Parliament is Sovereign

The High Court ruled yesterday that Parliament must vote on the UK’s decision to leave the European Union.

The government were attempting to pervert the constitution of the United Kingdom, and thanks to Judicial oversight, were stopped before inviting a dangerous, tyrannical precedent.

The Advisory Referendum

Referendums in the UK are not binding. They are advisory. I quote from the House of Lords Select Committee on the Constitution Report of 2009-10 ‘Referendums in the United Kingdom‘;

“We recognise that because of the sovereignty of Parliament, referendums cannot be legally binding in the UK, and are therefore advisory. However, it would be difficult for Parliament to ignore a decisive expression of public opinion.”

As Barber, Hickman and King have written on the UK Constitutional Law Association website, the only way the government can say something and then do it, without consulting the legislature – Parliament – is by Royal Prerogative. But this autocratic use of power cannot be exercised where a statute already exists granting Parliament the right to oversight. This is clearly the case for Referendums.

The Alternative

This is not a subversion of democracy. This is representative democracy. Members of Parliament have been elected by us the people to be our representatives. They use their decision-making abilities to rule the land justly and on our behalf.

Those in opposition to yesterday’s judgement invite a system of governance where parties compete at a general election, one is elected, and then simply enacts it’s entire manifesto and anything it mentioned doing during the election campaign without ever consulting Parliament, let alone going to a vote.

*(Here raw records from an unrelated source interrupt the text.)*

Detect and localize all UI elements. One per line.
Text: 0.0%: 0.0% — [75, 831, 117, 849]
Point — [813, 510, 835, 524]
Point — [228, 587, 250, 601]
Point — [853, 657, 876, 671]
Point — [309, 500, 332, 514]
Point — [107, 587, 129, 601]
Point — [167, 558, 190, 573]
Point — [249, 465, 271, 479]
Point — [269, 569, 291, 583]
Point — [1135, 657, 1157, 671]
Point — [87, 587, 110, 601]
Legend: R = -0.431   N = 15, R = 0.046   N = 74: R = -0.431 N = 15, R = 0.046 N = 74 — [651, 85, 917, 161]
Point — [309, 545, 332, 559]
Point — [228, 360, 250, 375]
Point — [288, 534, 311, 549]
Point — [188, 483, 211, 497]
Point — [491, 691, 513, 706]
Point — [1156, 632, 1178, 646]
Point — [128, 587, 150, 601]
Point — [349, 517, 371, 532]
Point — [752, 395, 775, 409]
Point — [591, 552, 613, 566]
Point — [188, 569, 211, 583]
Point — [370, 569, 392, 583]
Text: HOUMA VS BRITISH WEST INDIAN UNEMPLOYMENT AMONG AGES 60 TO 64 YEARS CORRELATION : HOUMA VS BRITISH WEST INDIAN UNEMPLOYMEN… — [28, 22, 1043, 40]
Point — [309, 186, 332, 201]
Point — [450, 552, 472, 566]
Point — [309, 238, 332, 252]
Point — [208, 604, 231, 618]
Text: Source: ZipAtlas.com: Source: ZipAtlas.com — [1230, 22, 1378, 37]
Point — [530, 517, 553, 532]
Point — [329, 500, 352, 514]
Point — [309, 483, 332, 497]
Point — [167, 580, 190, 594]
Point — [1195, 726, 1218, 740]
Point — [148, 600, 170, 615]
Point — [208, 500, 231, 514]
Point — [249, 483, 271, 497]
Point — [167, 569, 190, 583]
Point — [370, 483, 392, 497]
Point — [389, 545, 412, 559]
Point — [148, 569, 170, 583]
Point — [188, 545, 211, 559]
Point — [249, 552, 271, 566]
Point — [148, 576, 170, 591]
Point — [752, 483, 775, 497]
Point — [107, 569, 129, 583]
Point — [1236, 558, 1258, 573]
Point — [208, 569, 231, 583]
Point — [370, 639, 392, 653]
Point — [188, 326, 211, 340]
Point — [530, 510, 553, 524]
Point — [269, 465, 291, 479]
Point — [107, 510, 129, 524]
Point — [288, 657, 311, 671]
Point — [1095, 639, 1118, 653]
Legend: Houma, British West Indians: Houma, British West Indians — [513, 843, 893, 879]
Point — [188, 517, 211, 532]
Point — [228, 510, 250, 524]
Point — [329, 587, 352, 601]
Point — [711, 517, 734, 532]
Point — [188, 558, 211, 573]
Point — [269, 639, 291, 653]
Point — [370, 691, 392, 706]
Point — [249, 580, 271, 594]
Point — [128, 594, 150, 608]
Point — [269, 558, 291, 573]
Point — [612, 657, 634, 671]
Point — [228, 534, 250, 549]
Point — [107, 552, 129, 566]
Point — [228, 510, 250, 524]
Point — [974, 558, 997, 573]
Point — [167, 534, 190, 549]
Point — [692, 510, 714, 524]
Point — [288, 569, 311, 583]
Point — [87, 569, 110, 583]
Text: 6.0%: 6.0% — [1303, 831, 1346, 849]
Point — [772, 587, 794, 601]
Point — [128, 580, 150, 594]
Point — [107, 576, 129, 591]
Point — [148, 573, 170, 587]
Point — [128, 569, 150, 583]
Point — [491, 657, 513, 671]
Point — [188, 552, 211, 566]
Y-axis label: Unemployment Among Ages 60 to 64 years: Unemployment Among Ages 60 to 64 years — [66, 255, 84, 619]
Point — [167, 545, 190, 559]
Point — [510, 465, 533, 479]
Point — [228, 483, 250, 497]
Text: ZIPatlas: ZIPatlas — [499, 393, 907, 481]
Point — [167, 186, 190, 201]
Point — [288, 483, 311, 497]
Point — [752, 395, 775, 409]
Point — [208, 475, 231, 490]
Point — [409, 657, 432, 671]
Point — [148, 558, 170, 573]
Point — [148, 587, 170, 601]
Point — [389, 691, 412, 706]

Even the most ardent ‘Brexiteers’ surely can’t actually believe that the decision on 23 June to leave the European Union was a clear and simple choice that can be unambiguously carried out. That decision raises myriad other choices that will have to be made. Will we attempt to remain a part of the customs unions? Will we attempt to remain part of the EEC? Will current EU nationals be allowed to stay in the UK indefinitely? Will all EU law currently on the UK lawbook be repealed, or all kept, or gone through piece by piece keeping and repealing? Show me the referendum votes that answer these questions. There aren’t any. So government will make these choices alone, as a monarch, as a tyrant, as a dictator?

No.

Three Branches of Government

Executive, legislature, judiciary. This is representative democracy. The political system we are so fortunate to have in the UK.

The executive (the elected government) formulate laws and present them to the legislature.

The legislature (Parliament) deliberate on these laws, scrutinise and amend them and vote on them, passing or rejecting them.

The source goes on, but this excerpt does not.